2. Applicability of section 194C of the Act to payments made for water supply.
3. Non-consideration of current year losses and depreciation allowance for carry forward.

Detailed Analysis:

1. Disallowance of Water Charges under Section 40(a)(ia):
The primary issue was whether the payments made by the assessee to M/s Gangothri Water Supply were liable to be disallowed under section 40(a)(ia) of the Income Tax Act, 1961 due to non-deduction of tax at source. The assessee argued that these payments were not claimed as deductions in computing business income, as they were reimbursed by clients. The CIT(A) upheld the AO's decision, stating that the assessee impliedly claimed water charges as deductions since excess amounts collected from clients were shown as income. However, the Tribunal found that the assessee only recovered actual costs from clients without any markup, thus the water charges were not claimed as deductions. Consequently, the Tribunal directed the deletion of the disallowance for both assessment years.

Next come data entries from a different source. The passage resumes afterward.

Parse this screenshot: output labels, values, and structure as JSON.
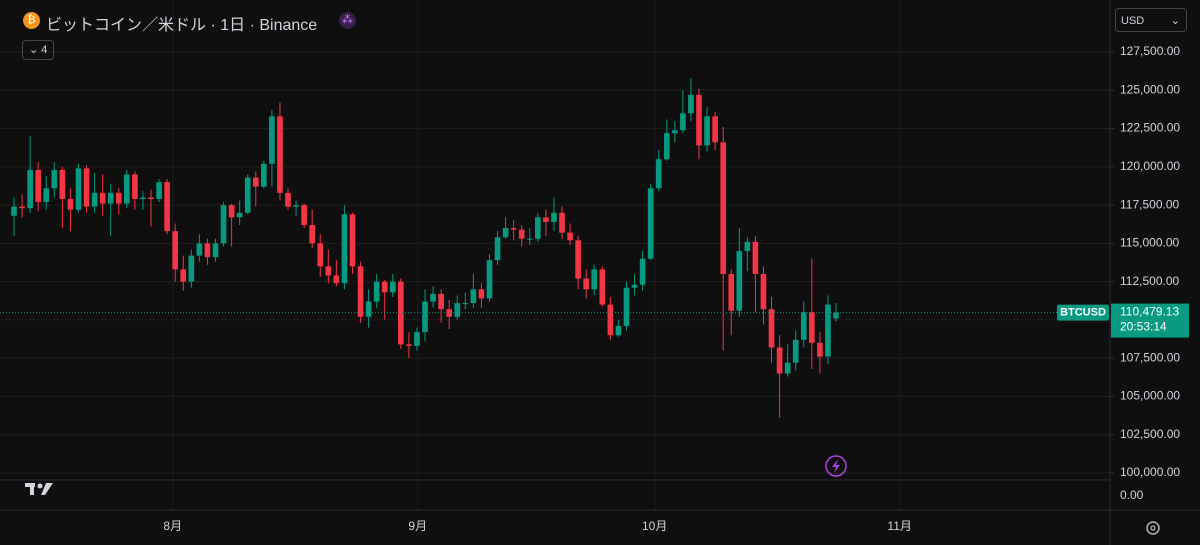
{
  "header": {
    "title": "ビットコイン／米ドル · 1日 · Binance",
    "indicators": "4",
    "currency": "USD"
  },
  "chart_data": {
    "type": "candlestick",
    "open": [
      116800,
      117400,
      117300,
      119800,
      117700,
      118600,
      119800,
      117900,
      117200,
      119900,
      117400,
      118300,
      117600,
      118300,
      117600,
      119500,
      117900,
      118000,
      117900,
      119000,
      115800,
      113300,
      112500,
      114200,
      115000,
      114100,
      115000,
      117500,
      116700,
      117000,
      119300,
      118700,
      120200,
      123300,
      118300,
      117400,
      117500,
      116200,
      115000,
      113500,
      112900,
      112400,
      116900,
      113500,
      110200,
      111200,
      112500,
      111800,
      112500,
      108400,
      108300,
      109200,
      111200,
      111700,
      110700,
      110200,
      111100,
      111100,
      112000,
      111400,
      113900,
      115400,
      116000,
      115900,
      115300,
      115300,
      116700,
      116400,
      117000,
      115700,
      115200,
      112700,
      112000,
      113300,
      111000,
      109000,
      109600,
      112100,
      112300,
      114000,
      118600,
      120500,
      122200,
      122400,
      123500,
      124700,
      121400,
      123300,
      121600,
      113000,
      110600,
      114500,
      115100,
      113000,
      110700,
      108200,
      106500,
      107200,
      108700,
      110500,
      108500,
      107600,
      110100
    ],
    "high": [
      118000,
      118200,
      122000,
      120300,
      119400,
      120300,
      120000,
      118600,
      120200,
      120100,
      119600,
      119500,
      118900,
      118600,
      119800,
      119700,
      118400,
      118500,
      119200,
      119200,
      116300,
      114200,
      114600,
      115600,
      115300,
      115300,
      117700,
      117600,
      117800,
      119500,
      119700,
      120400,
      123700,
      124200,
      118600,
      117800,
      117600,
      117200,
      115600,
      114600,
      113900,
      117500,
      117000,
      113800,
      112000,
      113000,
      112600,
      113000,
      112700,
      109200,
      109500,
      112000,
      112200,
      112000,
      111300,
      111600,
      111800,
      113000,
      112400,
      114300,
      115800,
      116700,
      116500,
      116200,
      116000,
      117000,
      117200,
      118000,
      117400,
      116300,
      115500,
      113300,
      113600,
      113500,
      111500,
      110000,
      112500,
      113000,
      114500,
      118900,
      121100,
      123100,
      123000,
      125000,
      125800,
      125100,
      123900,
      123600,
      122600,
      113300,
      116000,
      115400,
      115500,
      113500,
      111500,
      109000,
      108400,
      109300,
      111200,
      114000,
      109200,
      111600,
      111100
    ],
    "low": [
      115500,
      116700,
      117000,
      117100,
      117200,
      118000,
      116000,
      115800,
      117000,
      117000,
      117000,
      116800,
      115500,
      116900,
      117300,
      117200,
      117200,
      116100,
      117700,
      115600,
      112500,
      111900,
      112100,
      113800,
      113600,
      113800,
      114800,
      114800,
      116200,
      116900,
      117400,
      118600,
      118700,
      117800,
      117200,
      116800,
      116000,
      114700,
      112800,
      112400,
      112200,
      112000,
      113000,
      109800,
      109500,
      110800,
      110000,
      111500,
      108100,
      107500,
      108000,
      108600,
      110800,
      109800,
      109400,
      110000,
      110700,
      110800,
      110800,
      111200,
      113600,
      115300,
      115200,
      114800,
      114900,
      115100,
      115500,
      115800,
      115300,
      114900,
      112000,
      111400,
      111600,
      110900,
      108700,
      108900,
      109300,
      111600,
      111900,
      113900,
      118400,
      120400,
      121600,
      122200,
      123000,
      120500,
      121000,
      121100,
      108000,
      109000,
      110200,
      113200,
      110500,
      109700,
      107200,
      103600,
      106300,
      106700,
      108200,
      106800,
      106500,
      107100,
      109900
    ],
    "close": [
      117400,
      117300,
      119800,
      117700,
      118600,
      119800,
      117900,
      117200,
      119900,
      117400,
      118300,
      117600,
      118300,
      117600,
      119500,
      117900,
      118000,
      117900,
      119000,
      115800,
      113300,
      112500,
      114200,
      115000,
      114100,
      115000,
      117500,
      116700,
      117000,
      119300,
      118700,
      120200,
      123300,
      118300,
      117400,
      117500,
      116200,
      115000,
      113500,
      112900,
      112400,
      116900,
      113500,
      110200,
      111200,
      112500,
      111800,
      112500,
      108400,
      108300,
      109200,
      111200,
      111700,
      110700,
      110200,
      111100,
      111100,
      112000,
      111400,
      113900,
      115400,
      116000,
      115900,
      115300,
      115300,
      116700,
      116400,
      117000,
      115700,
      115200,
      112700,
      112000,
      113300,
      111000,
      109000,
      109600,
      112100,
      112300,
      114000,
      118600,
      120500,
      122200,
      122400,
      123500,
      124700,
      121400,
      123300,
      121600,
      113000,
      110600,
      114500,
      115100,
      113000,
      110700,
      108200,
      106500,
      107200,
      108700,
      110500,
      108500,
      107600,
      111000,
      110479.13
    ],
    "up_color": "#089981",
    "down_color": "#f23645",
    "ylim": [
      99540,
      130900
    ],
    "yticks": [
      {
        "value": 100000,
        "label": "100,000.00"
      },
      {
        "value": 102500,
        "label": "102,500.00"
      },
      {
        "value": 105000,
        "label": "105,000.00"
      },
      {
        "value": 107500,
        "label": "107,500.00"
      },
      {
        "value": 110000,
        "label": "110,000.00"
      },
      {
        "value": 112500,
        "label": "112,500.00"
      },
      {
        "value": 115000,
        "label": "115,000.00"
      },
      {
        "value": 117500,
        "label": "117,500.00"
      },
      {
        "value": 120000,
        "label": "120,000.00"
      },
      {
        "value": 122500,
        "label": "122,500.00"
      },
      {
        "value": 125000,
        "label": "125,000.00"
      },
      {
        "value": 127500,
        "label": "127,500.00"
      }
    ],
    "xlim": [
      -1.74,
      136
    ],
    "xticks": [
      {
        "value": 19.7,
        "label": "8月"
      },
      {
        "value": 50.1,
        "label": "9月"
      },
      {
        "value": 79.5,
        "label": "10月"
      },
      {
        "value": 109.9,
        "label": "11月"
      }
    ],
    "grid": true,
    "last_price": {
      "symbol": "BTCUSD",
      "value": 110479.13,
      "label": "110,479.13",
      "countdown": "20:53:14"
    },
    "lower_pane": {
      "yticks": [
        {
          "value": 0,
          "label": "0.00"
        }
      ]
    }
  }
}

2. Applicability of Section 194C:
The Tribunal also examined whether the payments to M/s Gangothri Water Supply fell under section 194C, which pertains to payments to contractors for carrying out work. The assessee contended that the payments were for the supply of goods (water) and not for any work contract, referencing CBDT Circular No. 13/2006. The Tribunal agreed, noting that water was purchased from a third party and supplied to clients, thus it was a transaction of sale and not a work contract. Therefore, section 194C was not applicable, and the disallowance under section 40(a)(ia) could not be sustained on this ground as well.

3. Non-Consideration of Current Year Losses and Depreciation Allowance:
The assessee raised an additional ground regarding the non-consideration of current year losses and depreciation allowance for carry forward. The Tribunal admitted this ground, noting that the AO should have considered the return of loss filed by the assessee. Since the disallowance under section 40(a)(ia) was deleted, the Tribunal directed the AO to determine and allow the carry forward of the loss in accordance with the law.

Conclusion:
The Tribunal allowed the appeals for both assessment years, directing the deletion of disallowances under section 40(a)(ia) and the proper consideration of losses for carry forward. The judgment emphasized that the payments for water supply were transactions of sale, not work contracts, and thus not subject to TDS under section 194C.